Дом на Брюккенгассе погружен в печаль. Вечером, когда лихорадящий, потный Эдуард засыпает, юстиции советник и его жена возвращаются к излюбленному разговору, к единственной радости — к милому Карлу.
— Какую карьеру сделает мальчик? — тревожится мать.
— В сущности, это не так уж важно, дорогая Хандзи, Лишь бы он выбрал то, что наиболее соответствует его духовным свойствам. Он так одарен и так рано созрел, что выбьется в люди на любом поприще, будь то ученая карьера, юриспруденция или философия.
— Его неспокойный, неудовлетворенный дух пугает меня с самого его детства.
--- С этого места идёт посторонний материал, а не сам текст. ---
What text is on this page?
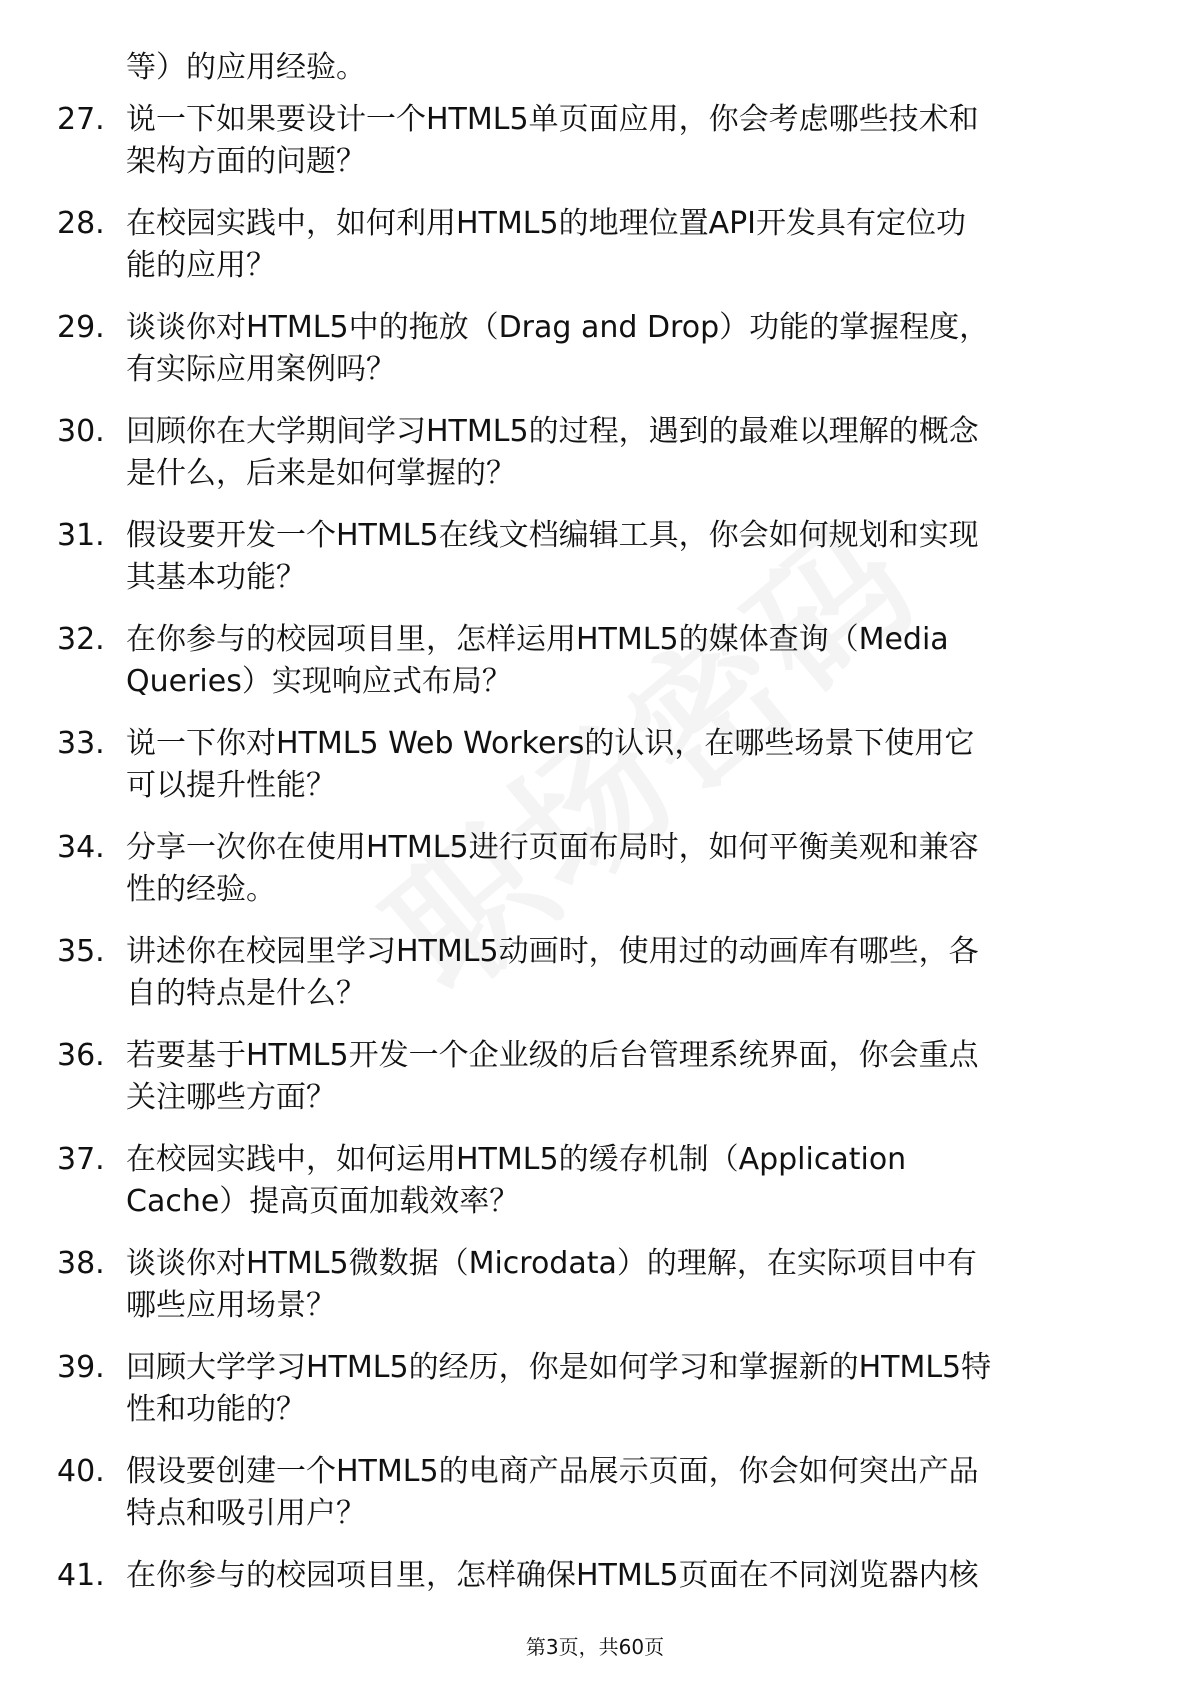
等）的应用经验。
27. 说一下如果要设计一个HTML5单页面应用，你会考虑哪些技术和
架构方面的问题？
28. 在校园实践中，如何利用HTML5的地理位置API开发具有定位功
能的应用？
29. 谈谈你对HTML5中的拖放（Drag and Drop）功能的掌握程度，
有实际应用案例吗？
30. 回顾你在大学期间学习HTML5的过程，遇到的最难以理解的概念
是什么，后来是如何掌握的？
31. 假设要开发一个HTML5在线文档编辑工具，你会如何规划和实现
其基本功能？
32. 在你参与的校园项目里，怎样运用HTML5的媒体查询（Media
Queries）实现响应式布局？
33. 说一下你对HTML5 Web Workers的认识，在哪些场景下使用它
可以提升性能？
34. 分享一次你在使用HTML5进行页面布局时，如何平衡美观和兼容
性的经验。
35. 讲述你在校园里学习HTML5动画时，使用过的动画库有哪些，各
自的特点是什么？
36. 若要基于HTML5开发一个企业级的后台管理系统界面，你会重点
关注哪些方面？
37. 在校园实践中，如何运用HTML5的缓存机制（Application
Cache）提高页面加载效率？
38. 谈谈你对HTML5微数据（Microdata）的理解，在实际项目中有
哪些应用场景？
39. 回顾大学学习HTML5的经历，你是如何学习和掌握新的HTML5特
性和功能的？
40. 假设要创建一个HTML5的电商产品展示页面，你会如何突出产品
特点和吸引用户？
41. 在你参与的校园项目里，怎样确保HTML5页面在不同浏览器内核
第3页，共60页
— Я надеюсь, что он остепенится и победит самого себя, когда сделается отцом семейства. Какого из счастливейших людей не настигают на земле горе и сомнения? Карл противопоставит буре мужество, самообладание, бодрость.
— Я хотела бы видеть нашего счастливчика профессором, если, конечно, при этом можно жить прилично и безбедно. Для нас было бы большим облегчением, если бы Карл скорее достиг цели. Мне нередко страшно за него. Он так мало похож на своих сверстников, к несчастью. Боюсь, он дичает среди книг так, как иные дичают за стаканом пива. Из всех наших детей он самый беспорядочный. Я так и не научила его содержать в приличном виде комнату, а ты так и не заставил его уважать деньги, которые, увы, порядочным людям достаются не так уж легко. Подумать только, не будучи кутилой и мотом, он тратит семьсот талеров в год! Еще бы, если каждую неделю он изобретает новые системы и уничтожает старые, созданные немалыми усилиями! — сердится Генриетта.